Global brands such as Zara, Marks & Spencer, Topshop, Mango and Gap already have a presence in these markets and many others such as H&M, Forever21 & Uniqlo have expressed their imminent expansion into central Asia. Shopping malls are popping up all over Kazakhstan and Uzbekistan along with huge shopping streets lined with luxurious designer brands and fast fashion behemoths. The newly opened Khan Shatyr mall and entertainment complex (Below) is one of the most impressive examples of the consumer boom sweeping the country. Kazakhstan and Uzbekistan are once again being used to link Europe and Asia, this time however their geographical significance enables brands such as Zara to boast a network of stores from stretch from London all the way to Beijing.
However the emergence of this new silk route has highlighted one of the biggest controversies facing the fast fashion industry, Uzbek cotton. The rapid modernisation of these countries through black gold bounties is being challenged by some of the worst working conditions in the developed world.
Over 1 million Uzbek citizens are forced into the annual cotton harvest by the government to maximise profit in exports. Children as young as ten are used in cotton fields working 10 hour days for little or no pay as the government closes schools across the country. Farmers and workers are expected to meet tough quotas imposed by the president Islam Karimov, a man infamous as one of the worlds last dictators.

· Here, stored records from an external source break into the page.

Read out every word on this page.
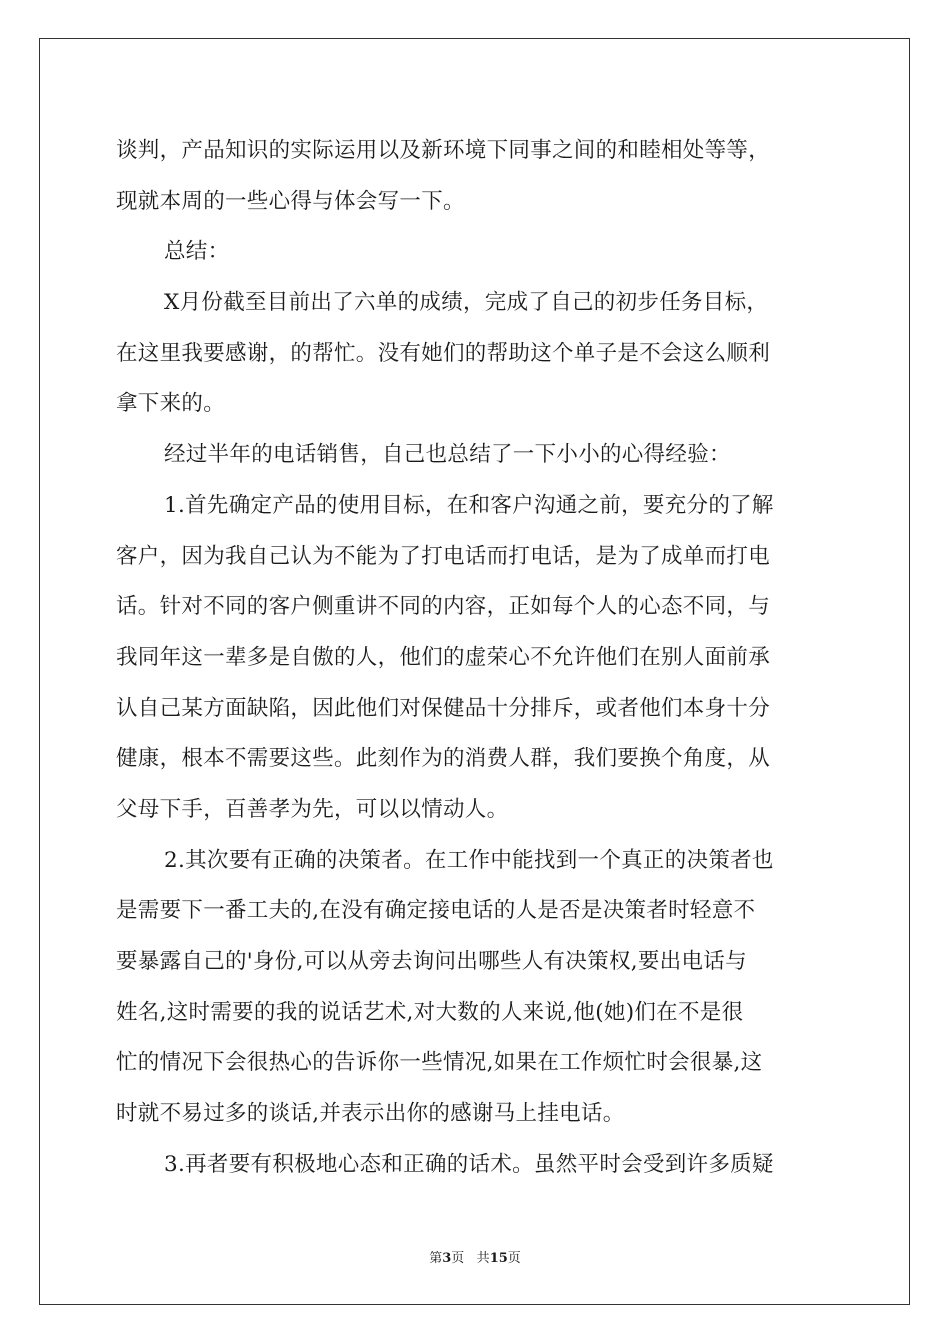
谈判，产品知识的实际运用以及新环境下同事之间的和睦相处等等，
现就本周的一些心得与体会写一下。
总结：
X月份截至目前出了六单的成绩，完成了自己的初步任务目标，
在这里我要感谢，的帮忙。没有她们的帮助这个单子是不会这么顺利
拿下来的。
经过半年的电话销售，自己也总结了一下小小的心得经验：
1.首先确定产品的使用目标，在和客户沟通之前，要充分的了解
客户，因为我自己认为不能为了打电话而打电话，是为了成单而打电
话。针对不同的客户侧重讲不同的内容，正如每个人的心态不同，与
我同年这一辈多是自傲的人，他们的虚荣心不允许他们在别人面前承
认自己某方面缺陷，因此他们对保健品十分排斥，或者他们本身十分
健康，根本不需要这些。此刻作为的消费人群，我们要换个角度，从
父母下手，百善孝为先，可以以情动人。
2.其次要有正确的决策者。在工作中能找到一个真正的决策者也
是需要下一番工夫的,在没有确定接电话的人是否是决策者时轻意不
要暴露自己的'身份,可以从旁去询问出哪些人有决策权,要出电话与
姓名,这时需要的我的说话艺术,对大数的人来说,他(她)们在不是很
忙的情况下会很热心的告诉你一些情况,如果在工作烦忙时会很暴,这
时就不易过多的谈话,并表示出你的感谢马上挂电话。
3.再者要有积极地心态和正确的话术。虽然平时会受到许多质疑
第3页 共15页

The biggest names in fashion have come together to implement a global ban on Uzbek cotton at an industry level due to the appalling human rights violations carried out within the industry. Working with NGO’s such as the Better Cotton Initiative , Environmental Justice Foundation (EJF) and the Responsible Sourcing Network over 100 global brands have signed a petition to oppose the use of forced labour in the annual Uzbek cotton harvest. Cotton is one of the most widely used materials and it’s role in the global garment industry is massive, as long as there is a demand for cotton this annual forced labour harvest will continue. Further controversy stems from the fact that the dictators daughter Gulnara has tried to forge a career as a fashion designer Many of her runway shows at world famous fashion weeks have been banned due to the human rights controversies surrounding her fathers regime.
By boycotting illegally farmed cotton these companies hope to force the Uzbek cotton industry to collapse, this is seen as the only way to bring the awful working conditions and human rights breeches to an end. This huge emerging market offers so many brands the change to capitalise on a huge new customer base who are hungry for consumer goods at a huge rate. The problem is their expansion into the area is helping to finance the Uzbek cotton industry both directly and indirectly. As the issue gains global attention from NGO’s and governments this marks an important time for companies with regards to their corporate ethics and social responsibility practises. As long as children are forced to farm cotton illegally a dark cloud will hang over fashion retailing in central Asia and the business practises of those brands choosing to travel the fast fashion silk route.
So all eyes are on the development of this fast fashion silk route and the controversies surrounding it, I hope that the illegal Uzbek cotton harvest is stopped and central Asia can be free to embrace the fast fashion culture we take for granted.
What do you think about this emerging fast fashion silk route? Do you think these brands can end the force labour in the Uzbek cotton fields?